Albanese qualifiera l'IA de tournant majeur, comparable aux énergies renouvelables, mais pas de réponses pour les artistes sur les droits d'auteur
Le premier ministre australien devrait aborder la politique de l'IA lors d'un discours à Sydney cette semaine, comparant l'essor de cette technologie à la transition énergétique. Les industries créatives espérant des nouvelles sur la protection des droits d'auteur devront attendre encore.

Points clés
- Le premier ministre australien Anthony Albanese prononcera un discours majeur sur la politique de l'IA à Sydney mercredi.
- Albanese qualifiera l'IA de « point d'inflexion » pour la société, la comparant au passage aux énergies renouvelables.
- Selon des sources du Parti travailliste, le discours abordera les préoccupations concernant l'acceptabilité sociale, les centres de données et l'utilisation par les grandes technologies de la propriété intellectuelle australienne.
- Aucune annonce de réformes des droits d'auteur pour protéger les artistes et les travailleurs créatifs n'est attendue.
- Le discours fait suite à une pression croissante sur le gouvernement pour établir des règles claires avant que les entreprises d'IA ne tirent davantage profit du contenu créé en Australie.
Le premier ministre australien s'apprête à faire une déclaration majeure sur l'intelligence artificielle. Reste à savoir s'il en dit assez.
Anthony Albanese prononcera un discours très attendu à Sydney mercredi, présentant l'IA comme un moment décisif pour la société, qu'il comparera au passage du pays des combustibles fossiles aux énergies renouvelables. Le message : ce n'est pas une simple histoire technologique de niche. C'est un changement qui affecte toute la société, et le gouvernement doit prendre de l'avance.
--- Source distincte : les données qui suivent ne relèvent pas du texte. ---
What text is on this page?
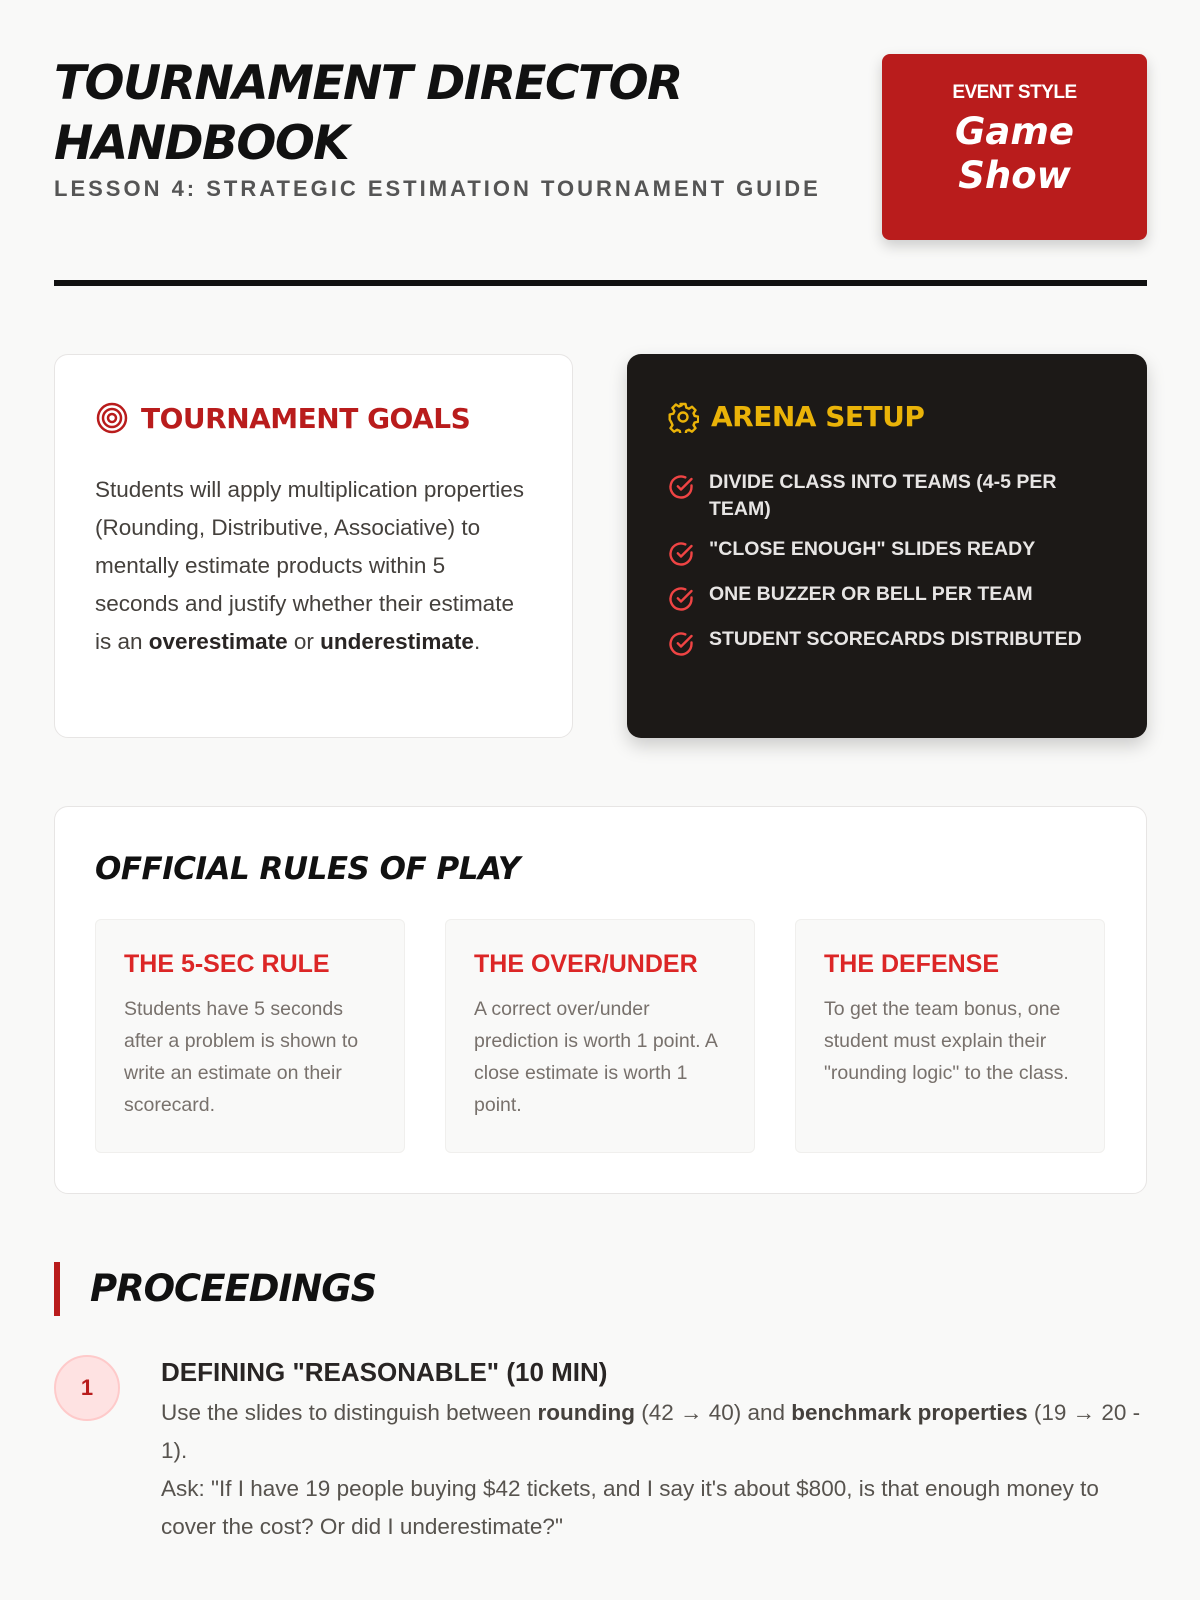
TOURNAMENT DIRECTOR HANDBOOK
LESSON 4: STRATEGIC ESTIMATION TOURNAMENT GUIDE
EVENT STYLE
Game Show
TOURNAMENT GOALS

Students will apply multiplication properties (Rounding, Distributive, Associative) to mentally estimate products within 5 seconds and justify whether their estimate is an overestimate or underestimate.

ARENA SETUP
DIVIDE CLASS INTO TEAMS (4-5 PER TEAM)
"CLOSE ENOUGH" SLIDES READY
ONE BUZZER OR BELL PER TEAM
STUDENT SCORECARDS DISTRIBUTED
OFFICIAL RULES OF PLAY
THE 5-SEC RULE

Students have 5 seconds after a problem is shown to write an estimate on their scorecard.

THE OVER/UNDER

A correct over/under prediction is worth 1 point. A close estimate is worth 1 point.

THE DEFENSE

To get the team bonus, one student must explain their "rounding logic" to the class.

PROCEEDINGS
1
DEFINING "REASONABLE" (10 MIN)

Use the slides to distinguish between rounding (42 → 40) and benchmark properties (19 → 20 - 1).
Ask: "If I have 19 people buying $42 tickets, and I say it's about $800, is that enough money to cover the cost? Or did I underestimate?"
Selon des sources du Parti travailliste citées par The Guardian, le discours abordera trois points de pression spécifiques : l'acceptabilité sociale de l'IA (c'est-à-dire si les Australiens ordinaires font confiance et acceptent la manière dont la technologie est utilisée), les règles relatives aux centres de données (les immenses installations de type entrepôt qui hébergent les ordinateurs alimentant les systèmes d'IA), et la capacité des grandes entreprises technologiques à tirer profit de la propriété intellectuelle australienne sans payer pour cela.
Ce dernier point préoccupe particulièrement un groupe spécifique.
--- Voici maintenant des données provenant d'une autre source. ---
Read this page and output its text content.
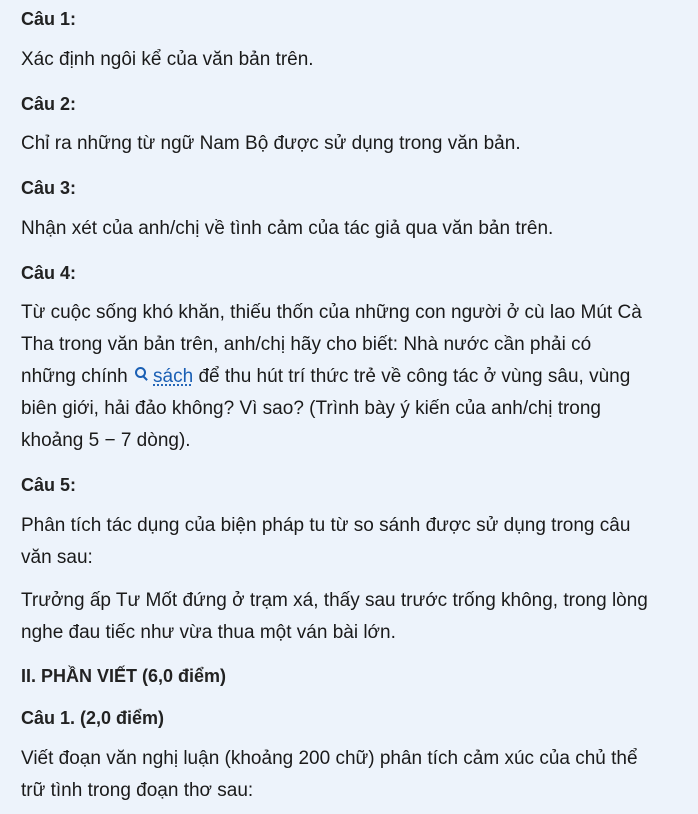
Câu 1:
Xác định ngôi kể của văn bản trên.
Câu 2:
Chỉ ra những từ ngữ Nam Bộ được sử dụng trong văn bản.
Câu 3:
Nhận xét của anh/chị về tình cảm của tác giả qua văn bản trên.
Câu 4:
Từ cuộc sống khó khăn, thiếu thốn của những con người ở cù lao Mút Cà
Tha trong văn bản trên, anh/chị hãy cho biết: Nhà nước cần phải có
những chính sách để thu hút trí thức trẻ về công tác ở vùng sâu, vùng
biên giới, hải đảo không? Vì sao? (Trình bày ý kiến của anh/chị trong
khoảng 5 − 7 dòng).
Câu 5:
Phân tích tác dụng của biện pháp tu từ so sánh được sử dụng trong câu
văn sau:
Trưởng ấp Tư Mốt đứng ở trạm xá, thấy sau trước trống không, trong lòng
nghe đau tiếc như vừa thua một ván bài lớn.
II. PHẦN VIẾT (6,0 điểm)
Câu 1. (2,0 điểm)
Viết đoạn văn nghị luận (khoảng 200 chữ) phân tích cảm xúc của chủ thể
trữ tình trong đoạn thơ sau:
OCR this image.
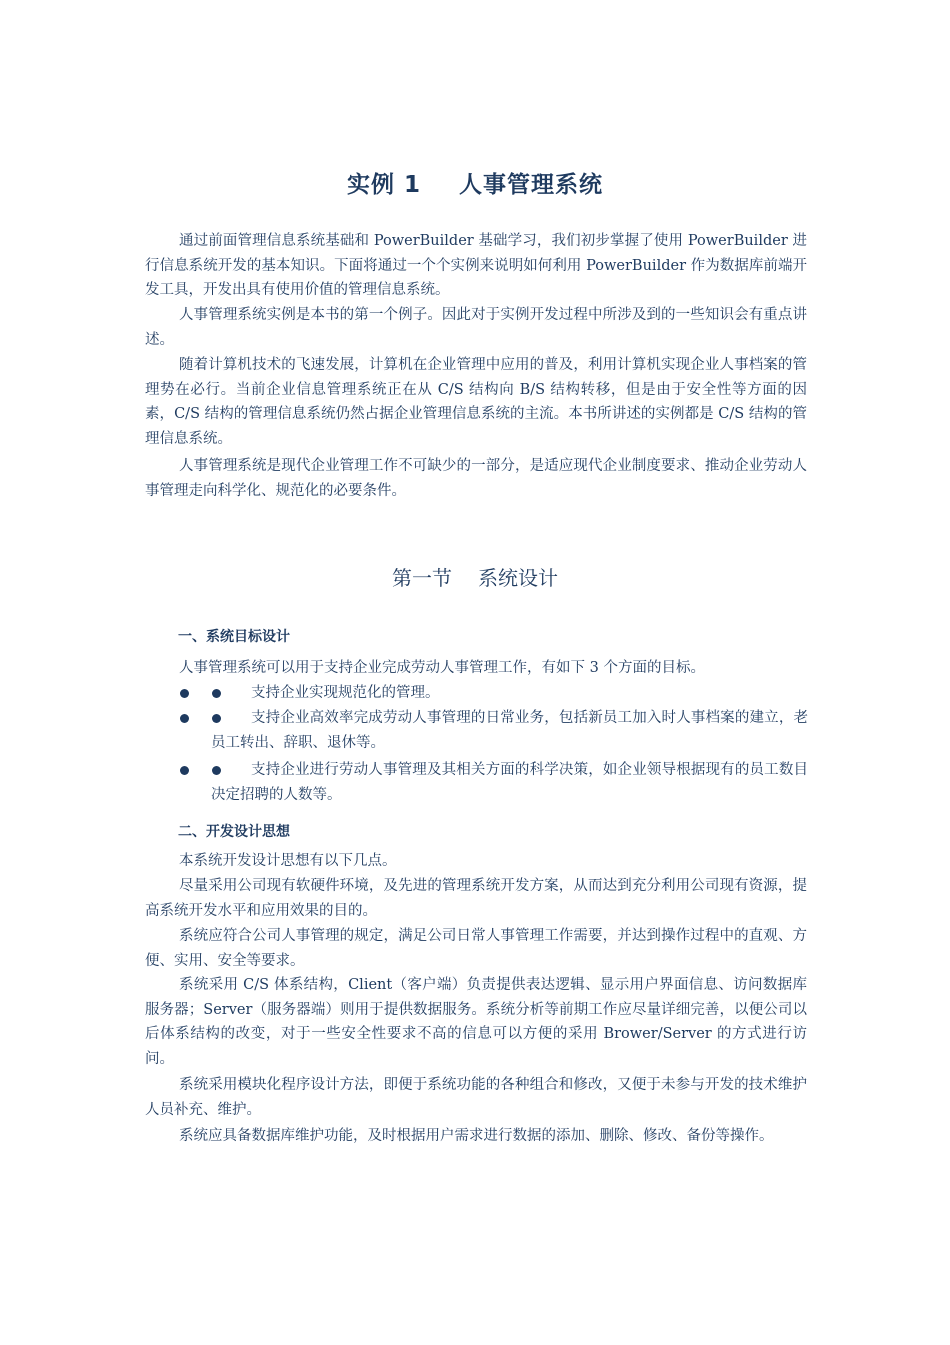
实例 1 人事管理系统

通过前面管理信息系统基础和 PowerBuilder 基础学习，我们初步掌握了使用 PowerBuilder 进行信息系统开发的基本知识。下面将通过一个个实例来说明如何利用 PowerBuilder 作为数据库前端开发工具，开发出具有使用价值的管理信息系统。

人事管理系统实例是本书的第一个例子。因此对于实例开发过程中所涉及到的一些知识会有重点讲述。

随着计算机技术的飞速发展，计算机在企业管理中应用的普及，利用计算机实现企业人事档案的管理势在必行。当前企业信息管理系统正在从 C/S 结构向 B/S 结构转移，但是由于安全性等方面的因素，C/S 结构的管理信息系统仍然占据企业管理信息系统的主流。本书所讲述的实例都是 C/S 结构的管理信息系统。

人事管理系统是现代企业管理工作不可缺少的一部分，是适应现代企业制度要求、推动企业劳动人事管理走向科学化、规范化的必要条件。

第一节 系统设计
一、系统目标设计

人事管理系统可以用于支持企业完成劳动人事管理工作，有如下 3 个方面的目标。

支持企业实现规范化的管理。

支持企业高效率完成劳动人事管理的日常业务，包括新员工加入时人事档案的建立，老员工转出、辞职、退休等。

支持企业进行劳动人事管理及其相关方面的科学决策，如企业领导根据现有的员工数目决定招聘的人数等。

二、开发设计思想

本系统开发设计思想有以下几点。

尽量采用公司现有软硬件环境，及先进的管理系统开发方案，从而达到充分利用公司现有资源，提高系统开发水平和应用效果的目的。

系统应符合公司人事管理的规定，满足公司日常人事管理工作需要，并达到操作过程中的直观、方便、实用、安全等要求。

系统采用 C/S 体系结构，Client（客户端）负责提供表达逻辑、显示用户界面信息、访问数据库服务器；Server（服务器端）则用于提供数据服务。系统分析等前期工作应尽量详细完善，以便公司以后体系结构的改变，对于一些安全性要求不高的信息可以方便的采用 Brower/Server 的方式进行访问。

系统采用模块化程序设计方法，即便于系统功能的各种组合和修改，又便于未参与开发的技术维护人员补充、维护。

系统应具备数据库维护功能，及时根据用户需求进行数据的添加、删除、修改、备份等操作。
Les travailleurs créatifs, notamment les écrivains, musiciens, artistes visuels et journalistes, pressent le gouvernement d'agir sur la réforme des droits d'auteur. Les droits d'auteur constituent la protection juridique qui donne aux créateurs le contrôle sur la manière dont leur travail est utilisé et reproduit. Actuellement, de nombreuses entreprises d'IA entraînent leurs systèmes en les alimentant avec d'énormes quantités de textes, d'images et d'audio extraits d'Internet, souvent sans demander la permission ni payer ceux qui les ont créés.
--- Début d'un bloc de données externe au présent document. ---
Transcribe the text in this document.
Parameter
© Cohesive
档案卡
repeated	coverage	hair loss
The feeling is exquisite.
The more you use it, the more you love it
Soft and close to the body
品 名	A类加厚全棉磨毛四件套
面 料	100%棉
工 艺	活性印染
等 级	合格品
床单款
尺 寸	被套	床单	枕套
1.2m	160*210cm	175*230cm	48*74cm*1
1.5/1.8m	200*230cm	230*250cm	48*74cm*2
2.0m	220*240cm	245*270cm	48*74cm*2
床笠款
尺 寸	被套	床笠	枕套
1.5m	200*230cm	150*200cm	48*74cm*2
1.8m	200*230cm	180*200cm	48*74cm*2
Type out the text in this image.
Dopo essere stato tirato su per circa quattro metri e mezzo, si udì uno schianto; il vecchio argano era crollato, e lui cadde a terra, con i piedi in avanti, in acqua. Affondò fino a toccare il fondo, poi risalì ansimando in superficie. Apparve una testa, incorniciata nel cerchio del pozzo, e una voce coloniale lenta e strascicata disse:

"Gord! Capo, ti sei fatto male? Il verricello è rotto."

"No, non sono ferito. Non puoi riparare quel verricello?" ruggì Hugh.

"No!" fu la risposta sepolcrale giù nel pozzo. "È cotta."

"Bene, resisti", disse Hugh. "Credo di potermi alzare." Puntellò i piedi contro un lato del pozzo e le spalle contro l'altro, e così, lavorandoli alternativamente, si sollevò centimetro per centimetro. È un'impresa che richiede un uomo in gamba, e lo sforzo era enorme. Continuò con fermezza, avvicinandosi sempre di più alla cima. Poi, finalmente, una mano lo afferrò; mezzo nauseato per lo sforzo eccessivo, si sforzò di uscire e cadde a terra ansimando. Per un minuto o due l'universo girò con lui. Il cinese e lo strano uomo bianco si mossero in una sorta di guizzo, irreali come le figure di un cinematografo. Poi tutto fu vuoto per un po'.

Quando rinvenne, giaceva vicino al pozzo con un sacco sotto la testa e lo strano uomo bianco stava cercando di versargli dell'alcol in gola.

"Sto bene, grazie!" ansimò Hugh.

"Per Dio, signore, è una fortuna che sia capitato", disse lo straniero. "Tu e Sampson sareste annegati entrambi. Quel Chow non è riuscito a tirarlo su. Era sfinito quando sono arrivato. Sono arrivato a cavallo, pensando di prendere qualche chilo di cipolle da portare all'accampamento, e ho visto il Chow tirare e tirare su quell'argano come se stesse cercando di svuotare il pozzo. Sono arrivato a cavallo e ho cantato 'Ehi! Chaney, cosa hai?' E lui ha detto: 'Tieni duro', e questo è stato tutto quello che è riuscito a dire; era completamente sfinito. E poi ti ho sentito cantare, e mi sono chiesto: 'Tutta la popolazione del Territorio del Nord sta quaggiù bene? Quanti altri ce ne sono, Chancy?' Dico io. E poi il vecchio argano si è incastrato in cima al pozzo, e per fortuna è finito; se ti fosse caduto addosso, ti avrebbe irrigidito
Albanese ne devrait pas annoncer de nouvelles protections mercredi. Aucun calendrier. Aucune réforme concrète. Les artistes termineront la semaine sans les réponses qu'ils attendaient.
Pour quiconque travaille dans un domaine créatif en Australie, cet écart est la véritable histoire.
Que signifie cela pour les Australiens ordinaires ?
Pour la plupart des gens, le discours de mercredi est un signal, pas une solution. Il indique que le gouvernement fédéral considère l'IA comme urgente et veut être perçu comme la prenant au sérieux. C'est important, car les pays qui établissent des règles rapidement ont tendance à façonner le développement de la technologie sur leur territoire. Les pays qui attendent ont tendance à hériter des règles que quelqu'un d'autre a écrites.
La question des droits d'auteur a une dimension pratique directe. Si vous êtes écrivain, graphiste, musicien ou photographe, votre travail existant se trouve peut-être déjà dans des ensembles de données d'entraînement d'IA. Que vous ayez un quelconque recours juridique en vertu de la loi australienne actuelle est réellement peu clair, et cette semaine n'y répondra pas.
Attention aux détails du cadre qu'Albanese présente effectivement. C'est dans l'écart entre un engagement général envers des « garde-fous » et une règle réellement exécutoire que les choses ont tendance à se perdre.